Quinze anos depois, os depoimentos dos colaboradores do Orangotango - o nome do zine literário que, em Meia-noite e vinte, circulava por e-mail no começo dos anos 2000 - revelam trajetórias pouco criativas, tristemente previsíveis. O amigo que se rendeu à publicidade - e cultivou o reino Umbigo na barriga -; a amiga que tentou a sorte (o destino) na vida acadêmica, esquecendo que poucos lugares são tão carta-marcada e cifrados quanto a universidade pública; e o jornalista que se apaixonou pelo jovem escritor assassinado e que tem, agora, a oportunidade de fazer esse amor dar certo numa biografia póstuma do Duque, o amigo morto, encomendada por um editor macaco velho
São depoimentos atravessados por chantagens e frustrações, traições e melancolia, ambições, pânico e desesperança.

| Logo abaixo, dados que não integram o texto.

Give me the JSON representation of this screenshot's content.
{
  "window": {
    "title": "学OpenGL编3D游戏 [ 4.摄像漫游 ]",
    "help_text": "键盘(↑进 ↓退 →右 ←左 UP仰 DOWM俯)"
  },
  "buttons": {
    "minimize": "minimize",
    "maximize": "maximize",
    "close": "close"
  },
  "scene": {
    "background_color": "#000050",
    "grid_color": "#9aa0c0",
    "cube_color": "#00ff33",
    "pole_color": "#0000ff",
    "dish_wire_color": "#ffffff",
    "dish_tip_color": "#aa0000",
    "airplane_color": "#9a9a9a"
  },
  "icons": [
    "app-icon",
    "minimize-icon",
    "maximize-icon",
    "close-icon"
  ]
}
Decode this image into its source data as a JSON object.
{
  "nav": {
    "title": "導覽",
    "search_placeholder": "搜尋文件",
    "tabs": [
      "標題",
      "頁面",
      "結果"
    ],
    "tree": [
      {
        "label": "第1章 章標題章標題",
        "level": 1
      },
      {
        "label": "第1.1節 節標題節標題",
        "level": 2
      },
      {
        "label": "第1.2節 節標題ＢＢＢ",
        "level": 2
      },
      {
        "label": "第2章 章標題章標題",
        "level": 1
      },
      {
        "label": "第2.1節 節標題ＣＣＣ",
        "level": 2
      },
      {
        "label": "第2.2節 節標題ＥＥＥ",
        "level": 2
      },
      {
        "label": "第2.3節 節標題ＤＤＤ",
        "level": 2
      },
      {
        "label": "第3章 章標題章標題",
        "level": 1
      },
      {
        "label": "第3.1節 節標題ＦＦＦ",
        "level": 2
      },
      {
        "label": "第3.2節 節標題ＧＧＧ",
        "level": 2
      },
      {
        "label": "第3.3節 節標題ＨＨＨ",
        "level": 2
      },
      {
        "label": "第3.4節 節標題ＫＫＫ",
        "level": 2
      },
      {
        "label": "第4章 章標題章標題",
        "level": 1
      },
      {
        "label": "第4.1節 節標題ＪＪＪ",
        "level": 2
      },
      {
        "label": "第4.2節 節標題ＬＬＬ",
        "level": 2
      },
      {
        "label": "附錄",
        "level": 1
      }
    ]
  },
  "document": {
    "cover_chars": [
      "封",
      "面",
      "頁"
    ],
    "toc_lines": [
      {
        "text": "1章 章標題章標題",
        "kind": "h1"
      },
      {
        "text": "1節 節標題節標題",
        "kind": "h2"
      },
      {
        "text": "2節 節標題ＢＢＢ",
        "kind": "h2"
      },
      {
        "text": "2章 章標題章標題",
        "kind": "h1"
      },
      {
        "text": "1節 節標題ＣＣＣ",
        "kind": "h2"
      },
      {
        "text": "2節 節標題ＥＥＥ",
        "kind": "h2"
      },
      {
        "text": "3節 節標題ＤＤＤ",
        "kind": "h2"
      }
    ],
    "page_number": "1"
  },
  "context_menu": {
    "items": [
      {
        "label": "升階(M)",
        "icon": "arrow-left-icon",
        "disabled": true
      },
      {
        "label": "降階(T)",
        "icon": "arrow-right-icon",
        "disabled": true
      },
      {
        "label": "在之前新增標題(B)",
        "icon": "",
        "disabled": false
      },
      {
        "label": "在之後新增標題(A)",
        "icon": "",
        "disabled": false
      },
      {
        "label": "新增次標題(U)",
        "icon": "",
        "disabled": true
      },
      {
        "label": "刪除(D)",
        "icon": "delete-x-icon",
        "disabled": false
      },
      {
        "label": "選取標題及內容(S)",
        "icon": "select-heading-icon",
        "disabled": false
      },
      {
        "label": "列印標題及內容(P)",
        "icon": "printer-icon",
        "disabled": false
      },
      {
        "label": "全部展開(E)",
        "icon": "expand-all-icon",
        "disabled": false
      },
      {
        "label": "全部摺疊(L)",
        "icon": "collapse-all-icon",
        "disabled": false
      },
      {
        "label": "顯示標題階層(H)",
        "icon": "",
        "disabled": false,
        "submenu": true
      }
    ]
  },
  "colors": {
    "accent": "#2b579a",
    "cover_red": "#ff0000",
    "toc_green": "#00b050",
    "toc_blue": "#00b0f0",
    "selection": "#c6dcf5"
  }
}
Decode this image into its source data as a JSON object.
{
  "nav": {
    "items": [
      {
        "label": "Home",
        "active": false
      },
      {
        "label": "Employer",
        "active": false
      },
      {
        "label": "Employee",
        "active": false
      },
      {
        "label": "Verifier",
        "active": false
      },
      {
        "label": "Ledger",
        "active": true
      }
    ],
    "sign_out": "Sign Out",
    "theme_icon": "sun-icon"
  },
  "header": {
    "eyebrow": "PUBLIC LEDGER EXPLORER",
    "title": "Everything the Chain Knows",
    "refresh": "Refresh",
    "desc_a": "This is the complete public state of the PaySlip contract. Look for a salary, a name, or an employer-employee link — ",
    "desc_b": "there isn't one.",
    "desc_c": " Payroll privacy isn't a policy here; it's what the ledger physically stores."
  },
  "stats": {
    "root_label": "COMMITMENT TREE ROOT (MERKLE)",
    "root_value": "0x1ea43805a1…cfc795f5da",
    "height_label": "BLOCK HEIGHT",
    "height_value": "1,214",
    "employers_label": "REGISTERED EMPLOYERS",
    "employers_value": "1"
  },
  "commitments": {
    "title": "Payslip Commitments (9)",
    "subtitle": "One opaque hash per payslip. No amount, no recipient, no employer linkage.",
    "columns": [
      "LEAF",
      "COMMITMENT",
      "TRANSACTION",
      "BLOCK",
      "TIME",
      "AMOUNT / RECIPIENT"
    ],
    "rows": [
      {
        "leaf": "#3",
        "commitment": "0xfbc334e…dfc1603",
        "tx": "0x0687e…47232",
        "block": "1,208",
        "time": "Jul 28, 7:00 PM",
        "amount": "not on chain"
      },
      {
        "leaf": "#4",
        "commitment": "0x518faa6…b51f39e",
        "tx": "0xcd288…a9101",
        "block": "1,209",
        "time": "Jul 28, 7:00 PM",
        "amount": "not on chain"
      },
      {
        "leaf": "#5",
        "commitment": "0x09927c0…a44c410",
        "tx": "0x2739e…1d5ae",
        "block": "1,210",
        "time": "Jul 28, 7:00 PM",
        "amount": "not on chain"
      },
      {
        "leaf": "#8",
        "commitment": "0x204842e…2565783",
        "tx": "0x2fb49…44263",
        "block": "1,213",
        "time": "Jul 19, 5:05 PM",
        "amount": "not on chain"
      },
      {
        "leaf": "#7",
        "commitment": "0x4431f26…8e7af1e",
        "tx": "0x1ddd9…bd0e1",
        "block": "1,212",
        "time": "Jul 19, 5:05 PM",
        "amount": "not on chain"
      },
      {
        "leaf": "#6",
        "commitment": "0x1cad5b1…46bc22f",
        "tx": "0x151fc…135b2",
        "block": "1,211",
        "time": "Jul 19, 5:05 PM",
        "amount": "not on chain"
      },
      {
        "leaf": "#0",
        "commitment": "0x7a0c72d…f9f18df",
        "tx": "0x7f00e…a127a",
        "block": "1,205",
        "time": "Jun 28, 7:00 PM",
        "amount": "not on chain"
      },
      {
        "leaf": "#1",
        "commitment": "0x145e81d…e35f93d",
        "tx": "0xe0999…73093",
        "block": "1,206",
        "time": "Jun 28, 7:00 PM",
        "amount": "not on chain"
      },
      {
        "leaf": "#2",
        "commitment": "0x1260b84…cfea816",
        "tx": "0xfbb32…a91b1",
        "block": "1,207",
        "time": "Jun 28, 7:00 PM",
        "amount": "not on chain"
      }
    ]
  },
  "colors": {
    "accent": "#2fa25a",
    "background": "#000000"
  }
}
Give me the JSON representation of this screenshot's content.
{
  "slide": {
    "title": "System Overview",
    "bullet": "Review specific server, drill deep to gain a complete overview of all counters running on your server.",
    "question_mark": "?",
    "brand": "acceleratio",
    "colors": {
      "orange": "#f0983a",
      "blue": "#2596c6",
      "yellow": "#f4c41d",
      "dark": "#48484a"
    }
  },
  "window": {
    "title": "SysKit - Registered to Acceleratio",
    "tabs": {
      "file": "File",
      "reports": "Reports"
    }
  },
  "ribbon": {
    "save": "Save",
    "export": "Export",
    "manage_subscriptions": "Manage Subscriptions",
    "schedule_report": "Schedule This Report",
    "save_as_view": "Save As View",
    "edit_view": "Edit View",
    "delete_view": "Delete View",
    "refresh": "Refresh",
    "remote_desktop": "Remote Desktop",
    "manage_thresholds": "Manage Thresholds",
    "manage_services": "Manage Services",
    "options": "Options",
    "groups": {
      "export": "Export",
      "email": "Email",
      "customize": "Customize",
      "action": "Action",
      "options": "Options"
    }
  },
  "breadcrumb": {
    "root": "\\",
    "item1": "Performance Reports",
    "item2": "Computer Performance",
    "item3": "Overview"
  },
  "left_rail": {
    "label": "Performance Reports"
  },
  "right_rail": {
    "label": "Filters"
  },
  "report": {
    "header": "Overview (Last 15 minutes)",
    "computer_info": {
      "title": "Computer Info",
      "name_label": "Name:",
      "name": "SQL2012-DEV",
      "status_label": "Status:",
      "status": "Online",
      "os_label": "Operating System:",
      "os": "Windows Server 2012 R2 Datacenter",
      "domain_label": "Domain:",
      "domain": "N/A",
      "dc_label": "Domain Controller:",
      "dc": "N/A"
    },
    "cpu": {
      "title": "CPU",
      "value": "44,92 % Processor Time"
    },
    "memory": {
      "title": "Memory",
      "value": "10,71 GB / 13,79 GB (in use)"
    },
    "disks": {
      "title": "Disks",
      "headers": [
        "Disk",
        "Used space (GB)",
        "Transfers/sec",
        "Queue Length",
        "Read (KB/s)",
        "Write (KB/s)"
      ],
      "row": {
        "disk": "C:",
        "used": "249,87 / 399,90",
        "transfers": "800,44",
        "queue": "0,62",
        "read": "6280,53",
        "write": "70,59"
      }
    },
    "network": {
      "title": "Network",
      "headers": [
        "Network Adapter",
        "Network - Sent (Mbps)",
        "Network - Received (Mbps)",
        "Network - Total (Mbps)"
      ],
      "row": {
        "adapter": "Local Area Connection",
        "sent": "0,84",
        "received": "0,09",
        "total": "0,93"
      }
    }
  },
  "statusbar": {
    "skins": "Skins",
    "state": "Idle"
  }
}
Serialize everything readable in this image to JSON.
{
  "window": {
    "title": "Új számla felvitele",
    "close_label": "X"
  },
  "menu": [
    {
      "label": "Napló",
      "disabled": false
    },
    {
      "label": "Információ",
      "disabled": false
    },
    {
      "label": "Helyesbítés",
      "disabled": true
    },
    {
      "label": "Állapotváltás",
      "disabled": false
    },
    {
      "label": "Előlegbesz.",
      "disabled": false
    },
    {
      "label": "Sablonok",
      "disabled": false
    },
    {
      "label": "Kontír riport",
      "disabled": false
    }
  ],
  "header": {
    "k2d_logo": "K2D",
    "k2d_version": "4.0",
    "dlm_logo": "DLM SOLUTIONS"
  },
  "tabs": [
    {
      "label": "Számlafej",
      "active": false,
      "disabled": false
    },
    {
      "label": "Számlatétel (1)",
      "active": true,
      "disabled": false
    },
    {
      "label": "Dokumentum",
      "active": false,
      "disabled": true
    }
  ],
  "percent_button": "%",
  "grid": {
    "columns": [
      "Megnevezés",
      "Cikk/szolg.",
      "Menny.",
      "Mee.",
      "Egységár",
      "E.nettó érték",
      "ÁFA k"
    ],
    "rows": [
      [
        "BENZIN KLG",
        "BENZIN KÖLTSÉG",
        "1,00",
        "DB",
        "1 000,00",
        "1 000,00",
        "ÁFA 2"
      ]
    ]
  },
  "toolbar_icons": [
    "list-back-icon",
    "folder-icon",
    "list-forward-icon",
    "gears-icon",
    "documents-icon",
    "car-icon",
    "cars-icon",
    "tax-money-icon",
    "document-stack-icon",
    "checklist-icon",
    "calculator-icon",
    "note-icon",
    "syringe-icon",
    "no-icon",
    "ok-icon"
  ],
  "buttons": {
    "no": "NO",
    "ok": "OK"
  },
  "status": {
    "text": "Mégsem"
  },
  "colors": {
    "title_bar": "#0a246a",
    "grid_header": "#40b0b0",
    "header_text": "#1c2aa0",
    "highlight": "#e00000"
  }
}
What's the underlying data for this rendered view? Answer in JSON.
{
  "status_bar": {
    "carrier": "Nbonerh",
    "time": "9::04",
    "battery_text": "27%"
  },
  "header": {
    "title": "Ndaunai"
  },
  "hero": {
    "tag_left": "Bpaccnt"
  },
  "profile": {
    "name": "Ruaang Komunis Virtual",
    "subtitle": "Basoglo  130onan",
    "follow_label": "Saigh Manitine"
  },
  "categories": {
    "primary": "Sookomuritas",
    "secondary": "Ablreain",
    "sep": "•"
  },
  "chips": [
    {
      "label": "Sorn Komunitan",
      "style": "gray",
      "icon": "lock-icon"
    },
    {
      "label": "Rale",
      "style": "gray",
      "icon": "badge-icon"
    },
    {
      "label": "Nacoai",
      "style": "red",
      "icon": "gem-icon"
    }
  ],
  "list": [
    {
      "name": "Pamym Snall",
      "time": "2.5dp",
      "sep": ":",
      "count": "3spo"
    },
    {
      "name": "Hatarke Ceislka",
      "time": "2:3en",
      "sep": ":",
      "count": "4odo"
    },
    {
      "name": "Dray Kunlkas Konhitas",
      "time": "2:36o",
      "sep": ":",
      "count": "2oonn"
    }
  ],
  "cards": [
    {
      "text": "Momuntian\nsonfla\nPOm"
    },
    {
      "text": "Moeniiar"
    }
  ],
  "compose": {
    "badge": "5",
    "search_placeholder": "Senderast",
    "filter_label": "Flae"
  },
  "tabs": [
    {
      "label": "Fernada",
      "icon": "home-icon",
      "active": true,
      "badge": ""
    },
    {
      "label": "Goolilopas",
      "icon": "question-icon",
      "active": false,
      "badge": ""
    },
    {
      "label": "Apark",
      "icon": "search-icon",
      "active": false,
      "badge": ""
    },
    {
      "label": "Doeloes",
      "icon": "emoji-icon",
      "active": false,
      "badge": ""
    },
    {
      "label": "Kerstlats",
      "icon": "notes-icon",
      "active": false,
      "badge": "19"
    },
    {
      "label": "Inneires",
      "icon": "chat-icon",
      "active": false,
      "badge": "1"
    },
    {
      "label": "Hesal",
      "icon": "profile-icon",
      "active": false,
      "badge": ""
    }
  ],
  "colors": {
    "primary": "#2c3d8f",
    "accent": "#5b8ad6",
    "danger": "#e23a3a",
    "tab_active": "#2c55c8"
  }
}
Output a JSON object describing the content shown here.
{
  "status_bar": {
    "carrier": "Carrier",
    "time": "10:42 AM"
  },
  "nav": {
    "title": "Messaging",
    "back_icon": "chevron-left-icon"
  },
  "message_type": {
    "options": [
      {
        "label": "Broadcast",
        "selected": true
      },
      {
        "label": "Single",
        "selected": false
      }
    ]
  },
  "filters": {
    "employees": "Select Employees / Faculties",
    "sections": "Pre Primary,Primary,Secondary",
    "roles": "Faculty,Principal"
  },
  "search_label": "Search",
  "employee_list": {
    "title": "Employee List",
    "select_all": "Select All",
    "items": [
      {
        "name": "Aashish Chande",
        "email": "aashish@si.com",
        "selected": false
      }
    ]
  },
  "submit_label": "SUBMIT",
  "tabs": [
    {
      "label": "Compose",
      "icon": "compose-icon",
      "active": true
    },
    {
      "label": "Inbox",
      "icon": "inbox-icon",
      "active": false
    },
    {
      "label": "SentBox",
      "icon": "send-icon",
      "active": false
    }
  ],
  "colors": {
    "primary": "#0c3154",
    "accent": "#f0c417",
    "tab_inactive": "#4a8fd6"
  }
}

Depoimentos profundamente carregados de saudade, de imagens do tempo em que a molecada, ainda aos vinte anos, traçava rotas fantásticas na web, convencida de que a amizade, a criatividade, a anarquia, a putaria e a magia seriam possíveis, como nunca tinham sido antes, para sempre e, irreversivelmente, para a humanidade inteira.
Lindo livro.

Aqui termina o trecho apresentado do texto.